Вообще политические преступления ставятся вне компетенции обыкновенных судов и судятся высшими судебными учреждениями или представителями народа. В Америке это возлагается на высший суд ( Cour de justice), а во Франции и Италии – на сенат.
В некоторых особых обстоятельствах, например, во время войны или восстаний, для государственных преступлений учреждаются суды военные.
13) Экстрадиция.Международная выдача преступников сначала установлена была в интересах монархов, которые пользовались ею для преследования бунтовщиков и претендентов на их престолы. Известно, что еще в 1147 году Генрих II Английский заключил с Уильямом Шотландским договор, в силу которого всякий, совершивший преступление в одной стране и бежавший в другую, должен был быть выдан или немедленно судим по законам той страны, в которую бежал.
В 1303 году по договору, заключенному между Англией и Францией, обе страны взаимно обещали не оказывать покровительства врагам той или другой.
В 1413 году Карл VI потребовал от английского короля выдачи зачинщиков восстания в Париже.
В 1661 году Дания по требованию Карла II Английского согласилась выдать ему лиц, замешанных в убийстве его отца.
Затем и простые уголовные преступники стали подлежать выдаче. Так, в XVII столетии последняя была включена в договор, состоявшийся между Францией и Швецией, Австрией и Королевством обеих Сицилий, Швейцарией и Баденом и т. д.
Но уже к середине XIX века в договоры стали вводить исключения в пользу государственных преступников. Первым таким договором были французско-швейцарский, заключенный в 1883 году, хотя незадолго перед тем в 1831 году ввиду польского восстания Россия, Австрия и Пруссия взаимно обязались выдавать друг другу политических преступников.
Конфедерационный акт Соединенных Штатов обязывает отдельные штаты ко взаимной выдаче преступников всякого рода. Наоборот – Швейцарская федеральная конституция 1848 и 1884 годов не допускает выдачи политических преступников.
Некоторые монархические правительства, в свою очередь, пытаются сузить принцип невыдачи политических преступников, в настоящее время почти общепринятый. Так, в 1856 году бельгийский король постановил выдавать политических преступников, если преступление их связано с убийством главы государства или кого-либо из членов его семьи.
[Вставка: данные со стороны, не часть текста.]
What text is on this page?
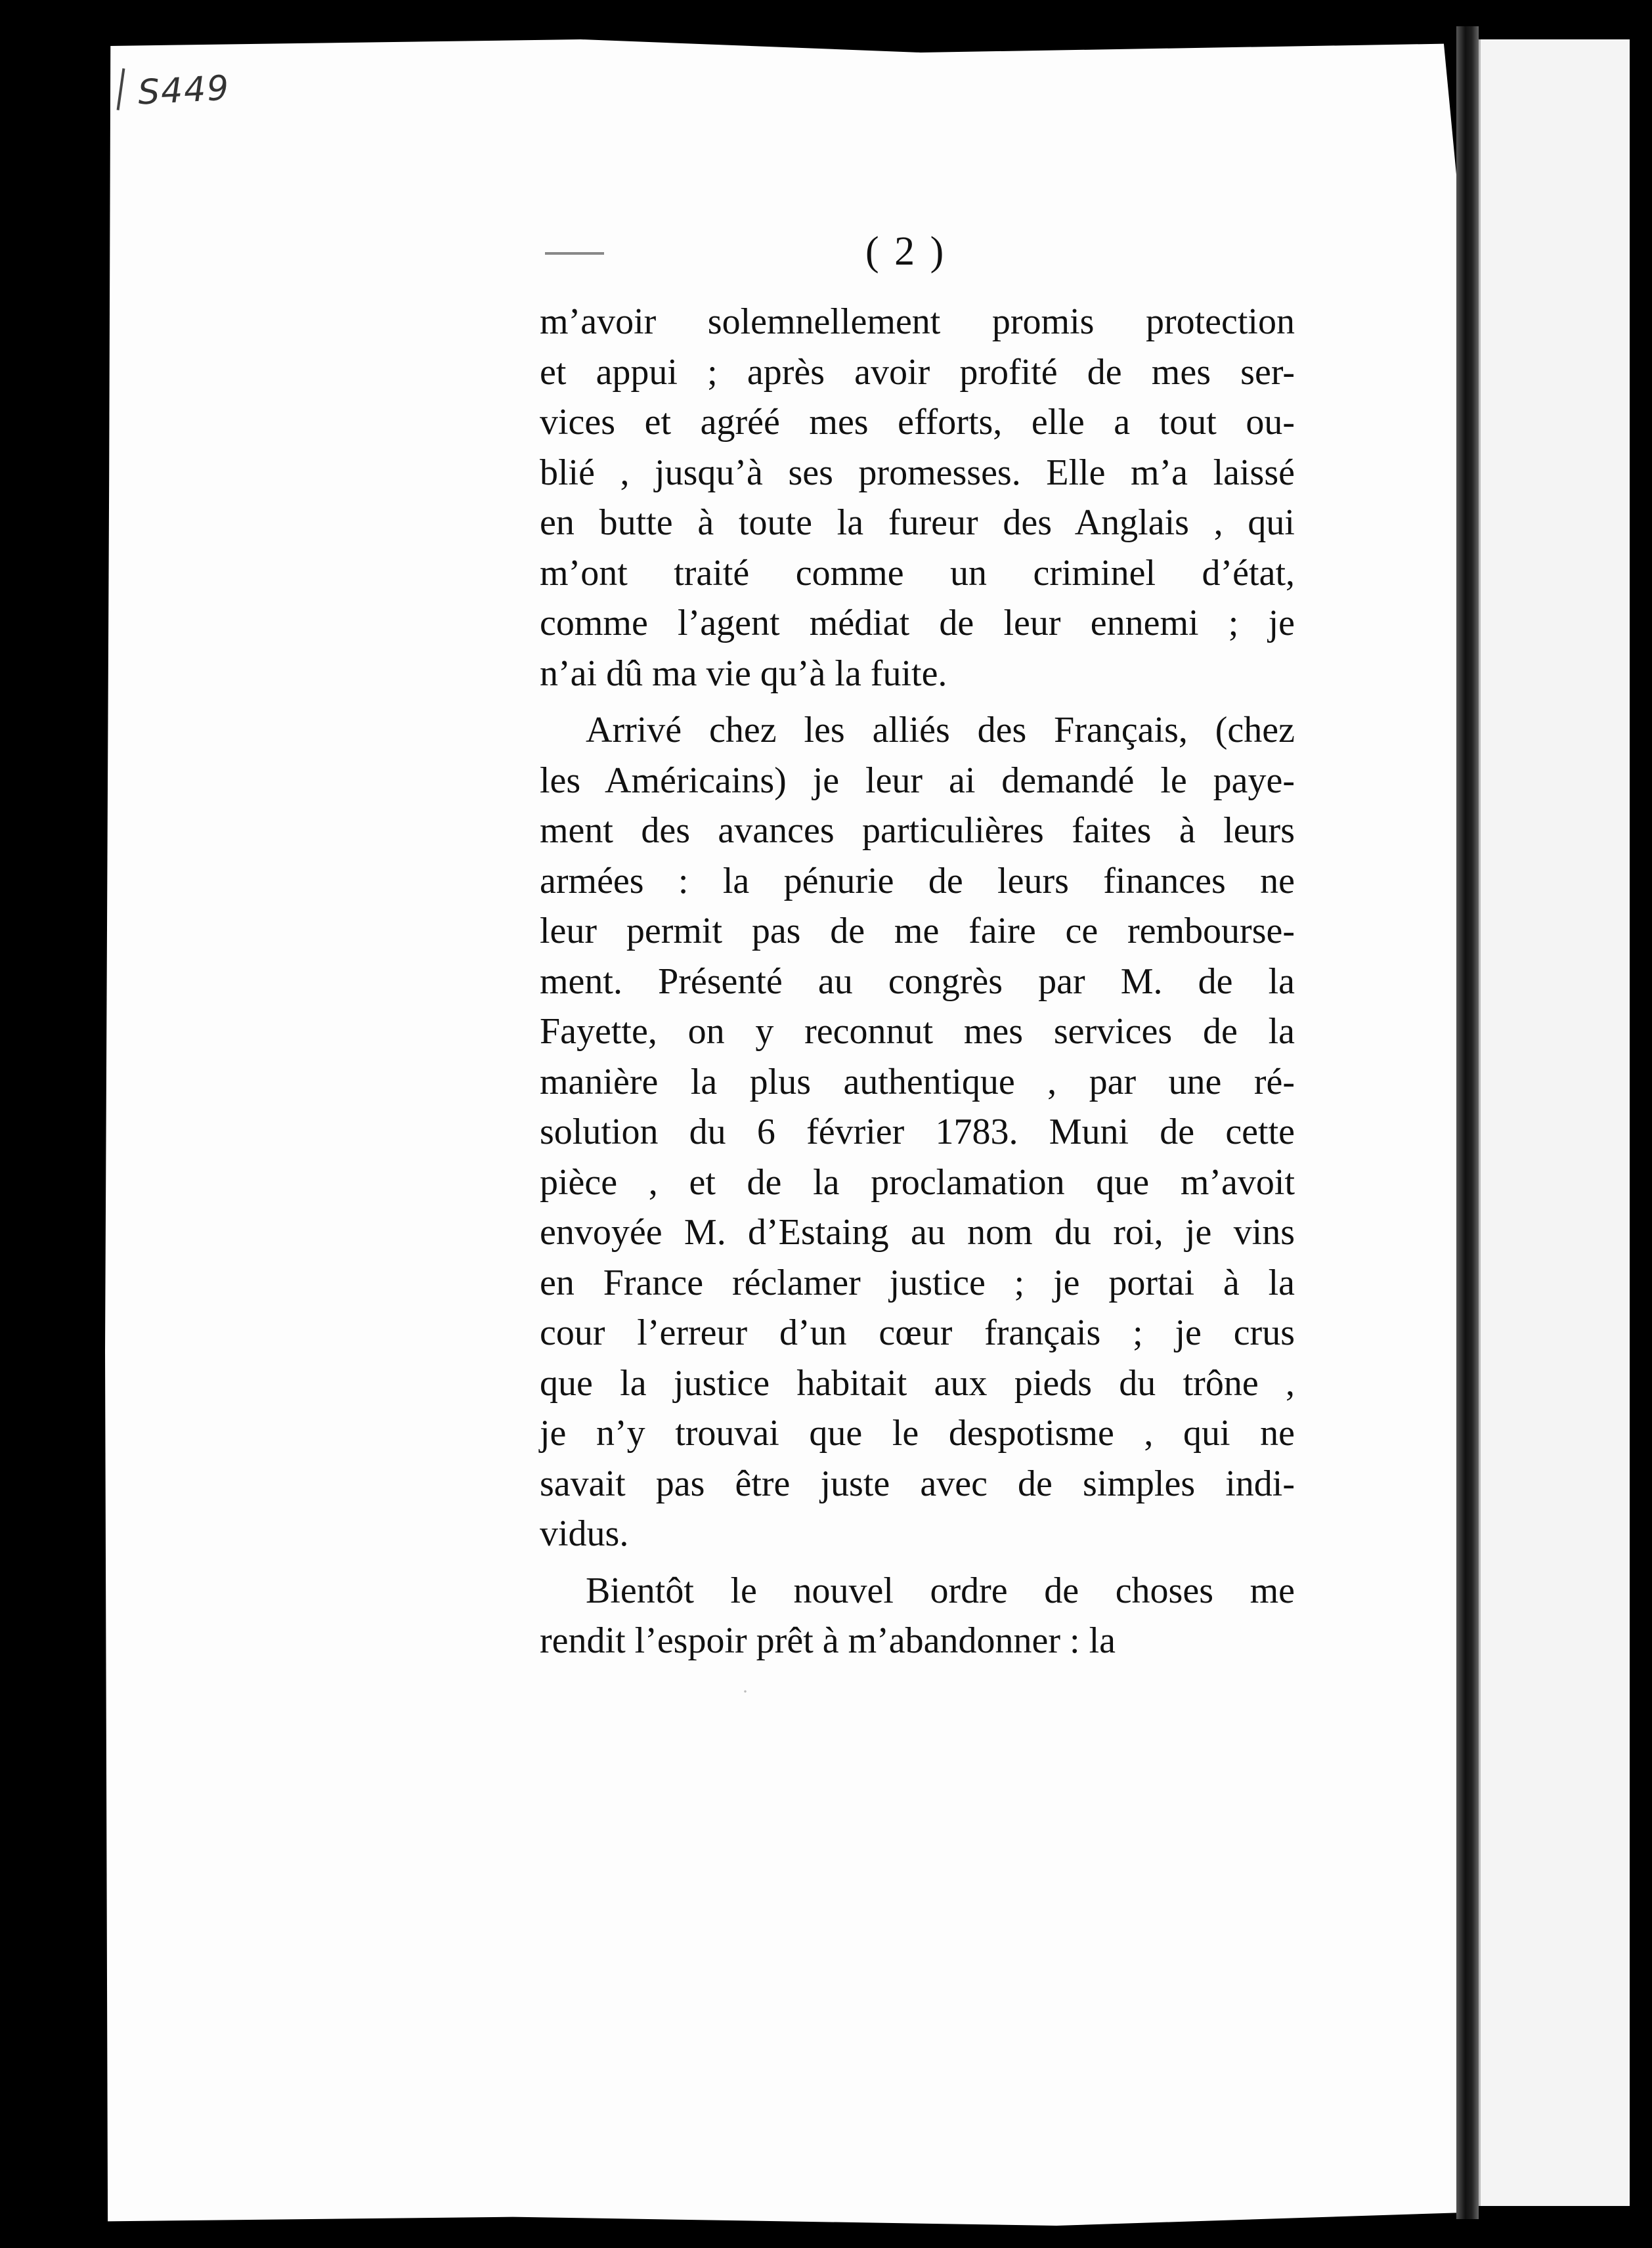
S449
( 2 )
m’avoir solemnellement promis protection
et appui ; après avoir profité de mes ser-
vices et agréé mes efforts, elle a tout ou-
blié , jusqu’à ses promesses. Elle m’a laissé
en butte à toute la fureur des Anglais , qui
m’ont traité comme un criminel d’état,
comme l’agent médiat de leur ennemi ; je
n’ai dû ma vie qu’à la fuite.
Arrivé chez les alliés des Français, (chez
les Américains) je leur ai demandé le paye-
ment des avances particulières faites à leurs
armées : la pénurie de leurs finances ne
leur permit pas de me faire ce rembourse-
ment. Présenté au congrès par M. de la
Fayette, on y reconnut mes services de la
manière la plus authentique , par une ré-
solution du 6 février 1783. Muni de cette
pièce , et de la proclamation que m’avoit
envoyée M. d’Estaing au nom du roi, je vins
en France réclamer justice ; je portai à la
cour l’erreur d’un cœur français ; je crus
que la justice habitait aux pieds du trône ,
je n’y trouvai que le despotisme , qui ne
savait pas être juste avec de simples indi-
vidus.
Bientôt le nouvel ordre de choses me
rendit l’espoir prêt à m’abandonner : la
·
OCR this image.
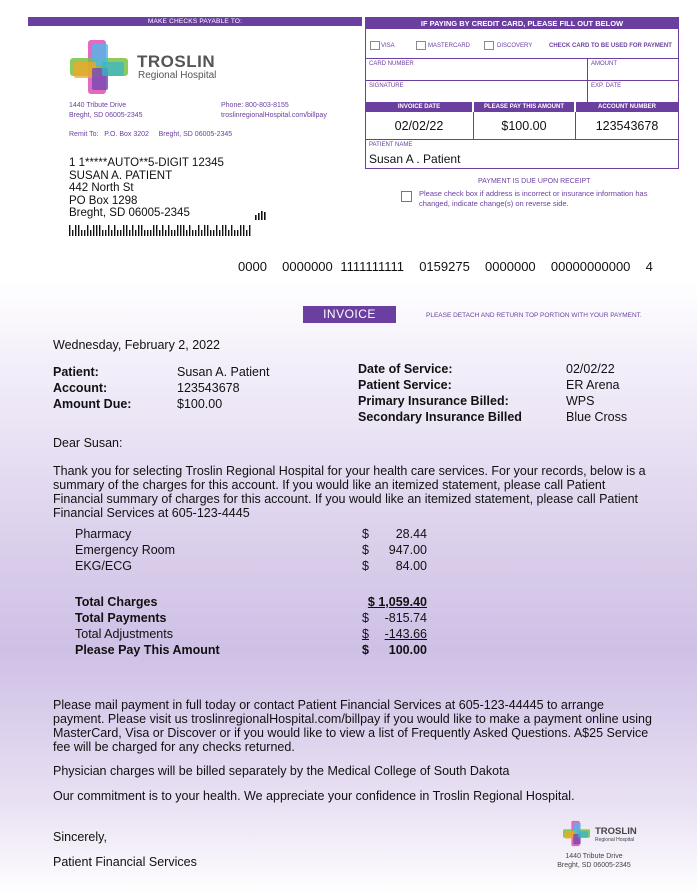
MAKE CHECKS PAYABLE TO:
TROSLIN
Regional Hospital
1440 Tribute Drive
Breght, SD 06005-2345
Phone: 800-803-8155
troslinregionalHospital.com/billpay
Remit To:   P.O. Box 3202     Breght, SD 06005-2345
1 1*****AUTO**5-DIGIT 12345
SUSAN A. PATIENT
442 North St
PO Box 1298
Breght, SD 06005-2345
IF PAYING BY CREDIT CARD, PLEASE FILL OUT BELOW
VISA	MASTERCARD	DISCOVERY	CHECK CARD TO BE USED FOR PAYMENT
CARD NUMBER	AMOUNT
SIGNATURE	EXP. DATE
INVOICE DATE	PLEASE PAY THIS AMOUNT	ACCOUNT NUMBER
02/02/22	$100.00	123543678
PATIENT NAME
Susan A . Patient
PAYMENT IS DUE UPON RECEIPT
Please check box if address is incorrect or insurance information has changed, indicate change(s) on reverse side.
0000  0000000 1111111111  0159275  0000000  00000000000  4
INVOICE	PLEASE DETACH AND RETURN TOP PORTION WITH YOUR PAYMENT.
Wednesday, February 2, 2022
Patient:	Susan A. Patient
Account:	123543678
Amount Due:	$100.00
Date of Service:	02/02/22
Patient Service:	ER Arena
Primary Insurance Billed:	WPS
Secondary Insurance Billed	Blue Cross
Dear Susan:
Thank you for selecting Troslin Regional Hospital for your health care services. For your records, below is a summary of the charges for this account. If you would like an itemized statement, please call Patient Financial summary of charges for this account. If you would like an itemized statement, please call Patient Financial Services at 605-123-4445
Pharmacy	$	28.44
Emergency Room	$	947.00
EKG/ECG	$	84.00
Total Charges	$ 1,059.40
Total Payments	$	-815.74
Total Adjustments	$	-143.66
Please Pay This Amount	$	100.00
Please mail payment in full today or contact Patient Financial Services at 605-123-44445 to arrange payment. Please visit us troslinregionalHospital.com/billpay if you would like to make a payment online using MasterCard, Visa or Discover or if you would like to view a list of Frequently Asked Questions. A$25 Service fee will be charged for any checks returned.
Physician charges will be billed separately by the Medical College of South Dakota
Our commitment is to your health. We appreciate your confidence in Troslin Regional Hospital.
Sincerely,
Patient Financial Services
TROSLIN
Regional Hospital
1440 Tribute Drive
Breght, SD 06005-2345
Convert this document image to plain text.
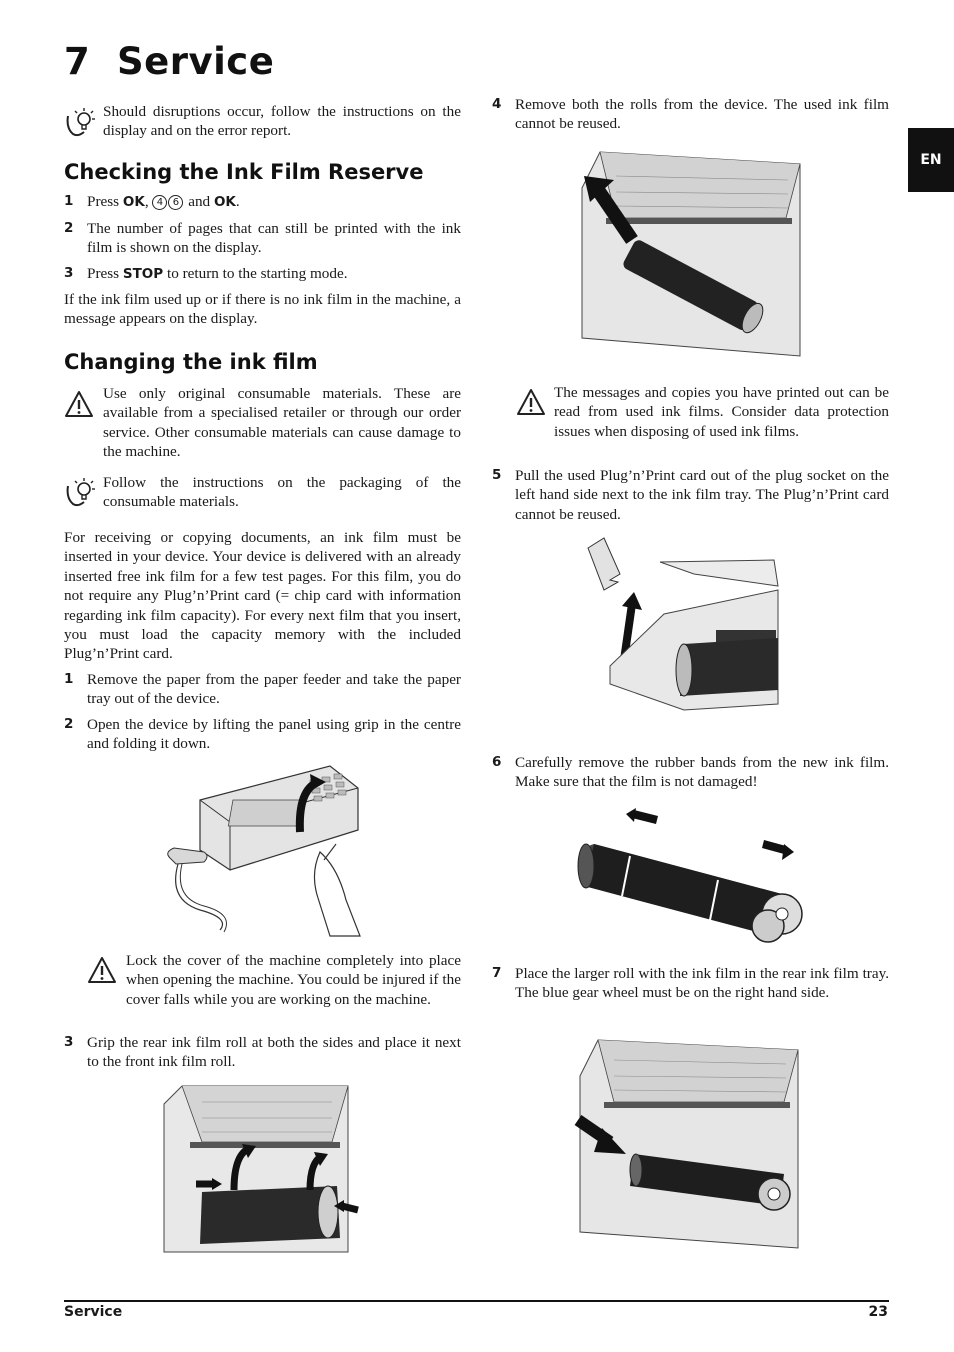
7 Service

Should disruptions occur, follow the instructions on the display and on the error report.

Checking the Ink Film Reserve
1 Press OK, 4 6 and OK.
2 The number of pages that can still be printed with the ink film is shown on the display.
3 Press STOP to return to the starting mode.

If the ink film used up or if there is no ink film in the machine, a message appears on the display.

Changing the ink film

Use only original consumable materials. These are available from a specialised retailer or through our order service. Other consumable materials can cause damage to the machine.

Follow the instructions on the packaging of the consumable materials.

For receiving or copying documents, an ink film must be inserted in your device. Your device is delivered with an already inserted free ink film for a few test pages. For this film, you do not require any Plug’n’Print card (= chip card with information regarding ink film capacity). For every next film that you insert, you must load the capacity memory with the included Plug’n’Print card.

1 Remove the paper from the paper feeder and take the paper tray out of the device.
2 Open the device by lifting the panel using grip in the centre and folding it down.

Lock the cover of the machine completely into place when opening the machine. You could be injured if the cover falls while you are working on the machine.

3 Grip the rear ink film roll at both the sides and place it next to the front ink film roll.
4 Remove both the rolls from the device. The used ink film cannot be reused.

The messages and copies you have printed out can be read from used ink films. Consider data protection issues when disposing of used ink films.

5 Pull the used Plug’n’Print card out of the plug socket on the left hand side next to the ink film tray. The Plug’n’Print card cannot be reused.
6 Carefully remove the rubber bands from the new ink film. Make sure that the film is not damaged!
7 Place the larger roll with the ink film in the rear ink film tray. The blue gear wheel must be on the right hand side.
EN
Service	23
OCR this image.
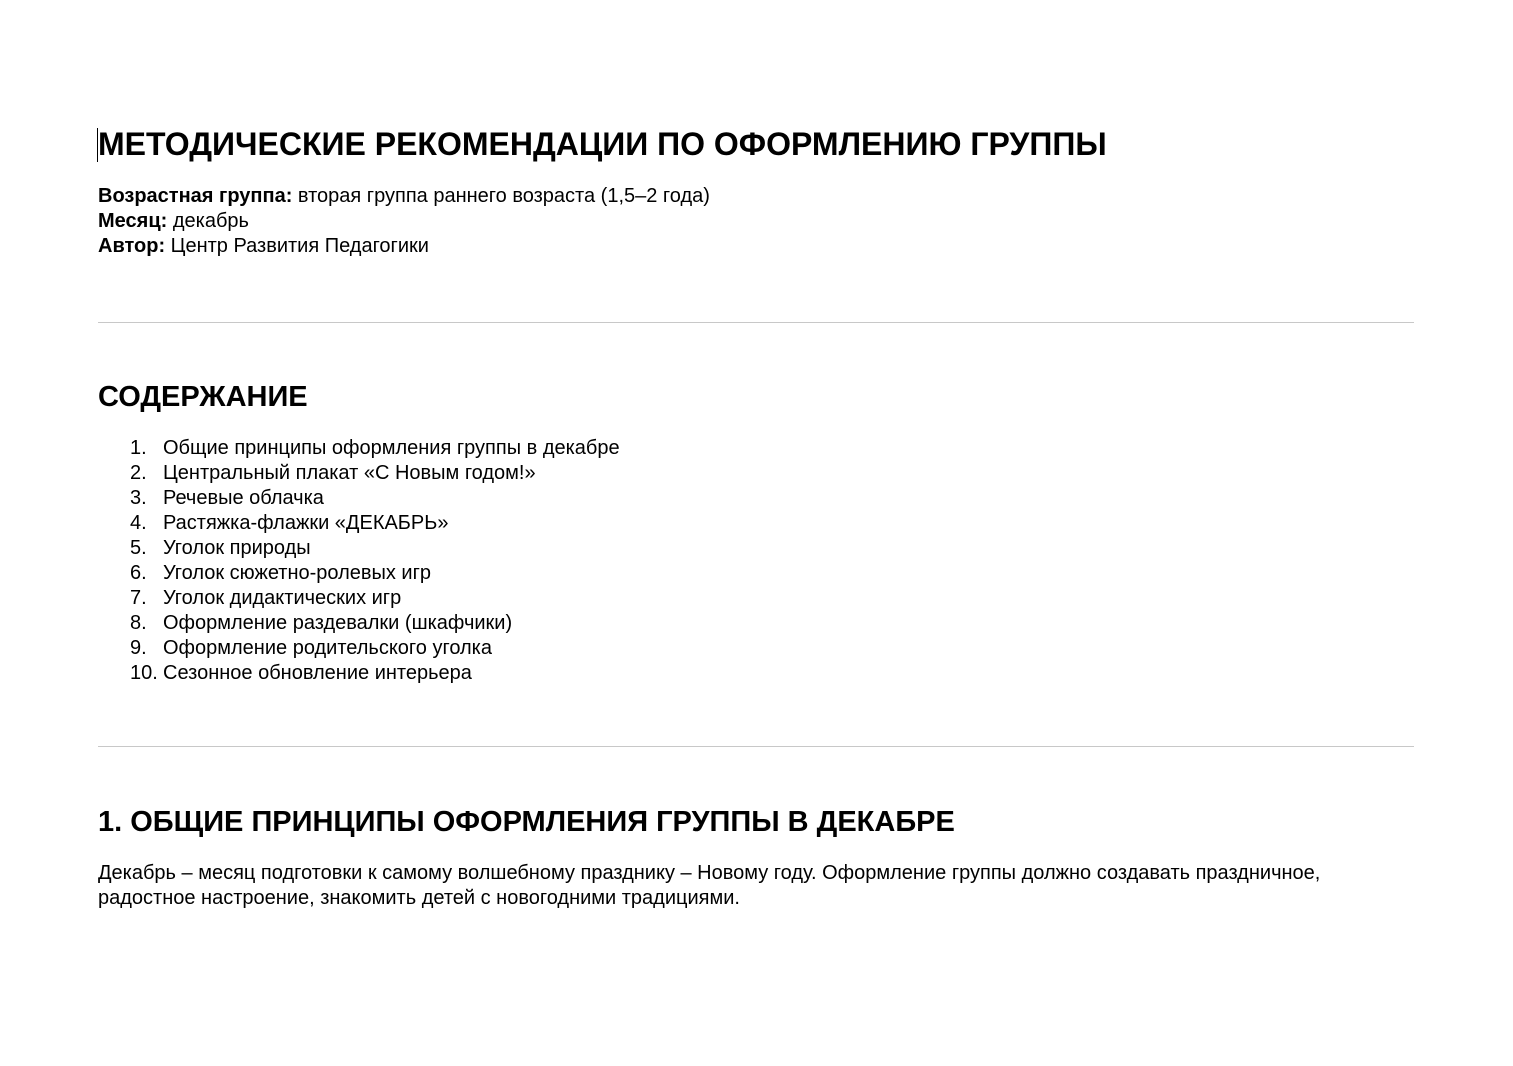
МЕТОДИЧЕСКИЕ РЕКОМЕНДАЦИИ ПО ОФОРМЛЕНИЮ ГРУППЫ
Возрастная группа: вторая группа раннего возраста (1,5–2 года)
Месяц: декабрь
Автор: Центр Развития Педагогики
СОДЕРЖАНИЕ
1. Общие принципы оформления группы в декабре
2. Центральный плакат «С Новым годом!»
3. Речевые облачка
4. Растяжка-флажки «ДЕКАБРЬ»
5. Уголок природы
6. Уголок сюжетно-ролевых игр
7. Уголок дидактических игр
8. Оформление раздевалки (шкафчики)
9. Оформление родительского уголка
10. Сезонное обновление интерьера
1. ОБЩИЕ ПРИНЦИПЫ ОФОРМЛЕНИЯ ГРУППЫ В ДЕКАБРЕ

Декабрь – месяц подготовки к самому волшебному празднику – Новому году. Оформление группы должно создавать праздничное, радостное настроение, знакомить детей с новогодними традициями.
То же самое постановлено и в голландском законе 1875 года.
В Англии законом 1870 года положено не выдавать политических преступников ни в каком случае, точно так же как и во Франции по закону, предложенному Дюфаром в 1877 году.
Италия в своих договорах со всеми странами отнеслась к этому вопросу таким же образом.
Глава 2. Наказания
1) Юридические основы понятия о политическом преступлении.Процесс эволюции этого понятия выясняется предшествующим историческим очерком. Вначале, когда право отца семьи было перенесено на вождя племени, то этот последний в награду за свои заботы об общине стал пользоваться почетом и неприкосновенностью, причем малейшее нарушение этих прерогатив считалось преступным. Затем власть вождя становится наследственной, источники ее, теряясь во мраке времен, сливаются с религиозными мыслями, что усиливает безграничное право монарха над подданными, и всякое покушение, на него направленное, рассматривается как кощунство, как оскорбление божества и потому наказывается строжайшим образом.
Но по мере распространения греческой цивилизации начинают преобладать другие взгляды. Старые восточные монархии разбиваются о твердыню нового государства, республиканского, которое провозглашает суверенность народа как высший идеал общественного устройства… Суверенность эта, однако, быстро превращается в тиранию, причем всякое покушение, направленное против власти народа, против его религии, даже против его предрассудков, рассматривается как величайшее из преступлений и наказывается смертью.
Сократ жизнью заплатил за попытку разойтись с греческим народом в идеях о нравственности. И он был не единственный – немногого недоставало, чтобы Алкивиад, Протагор, Аристобул, Теофраст, Еврипид и другие не поплатились той же ценою [38]38
Диоген Лаэрский, Ренан.
[Закрыть]. Самые пустячные нарушения религии и подробностей культа наказывались смертью, как государственные преступления. Точно так же евреи отнеслись к Иисусу Христу.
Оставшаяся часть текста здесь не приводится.